I’m not sure whether I am more bothered by the likely inaccuracy of such categorizations based on visual images or by the idea that it is worth exploring such categorizations at all. There is certainly research interest in accuracy of machine learning classification models based in images – these have plenty of potential uses and misuses. To some extent testing these models on gaydar images might tell us something about the accuracy of using such models for things such as: identifying potential military targets, finding potential survivors from a natural disaster, etc. So, it can be important research. But it isn’t clear to me how much the results would generalize: if a model were extremely accurate for identifying images of gay people, does that mean it could be extremely accurate at distinguishing between valid military targets and civilians?
That seems like a stretch. So, without a compelling case that this research would generalize (never mind whether it is replicable), I’m left with this particular application to distinguishing gay people from straight people. I can see where such models could be used for evil purposes, but it is harder for me to see what good uses would be (especially because the binary classification seems inappropriate to me – a continuum seems more likely). I’m left wondering why this is worth studying. I liked Andrew’s article linked above – divorcing such studies from their social context seems to be throwing away the most interesting and important parts of the issue.
Dale:
Yes, we see this a lot in the social and health sciences, that the efforts taken to study something in a way that seems to be “scientific” take researchers in a direction away from the underlying phenomenon of interest. This is related to the tyranny of measurement or quantification fallacy—the habit of taking more seriously those observations that have been presented as numbers—, but, even beyond that, I think there’s a problem with this push-a-button, take-a-pill model of science, for example the idea that gaydar is a thing that can be studied in isolation from its social context.
Wouldn’t pushing a button and taking a pill be an intervention, requiring some model of causality?
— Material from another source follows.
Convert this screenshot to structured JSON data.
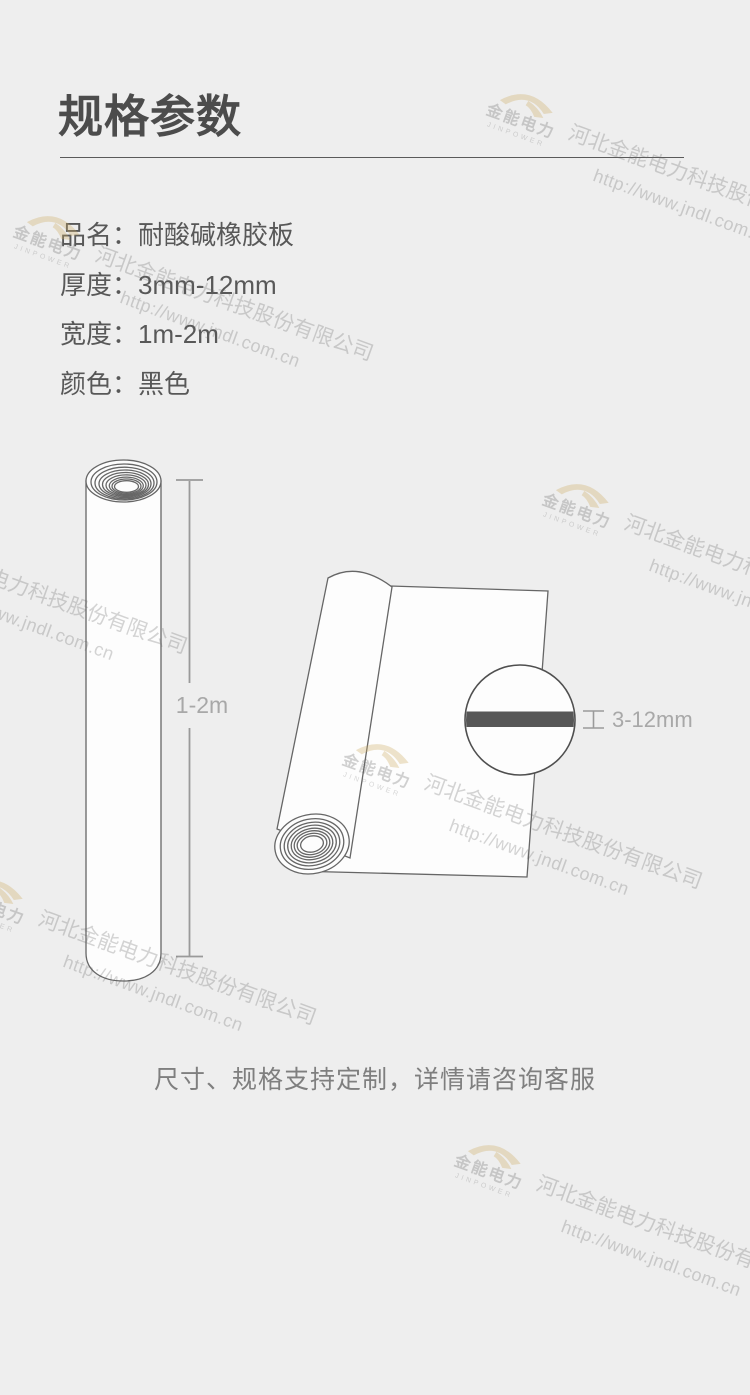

This research appears to just be descriptive, without that angle. In that sense it seems closer to the “exploratory” model of research you’ve discussed.
I raised the concern about the dangers of this research, and the author of the original paper replied that he and his collaborator were merely sounding the alarm to protect LGBTQ+ people:
https://greggormattson.com/2017/09/09/artificial-intelligence-discovers-gayface/
I found this rich, given that this was something queer artists and orgs, and the Electronic Frontier Foundation, had already been studying. One of my objections, then, is studying a minoritized community that researchers are not part of, and then being patronizing about it.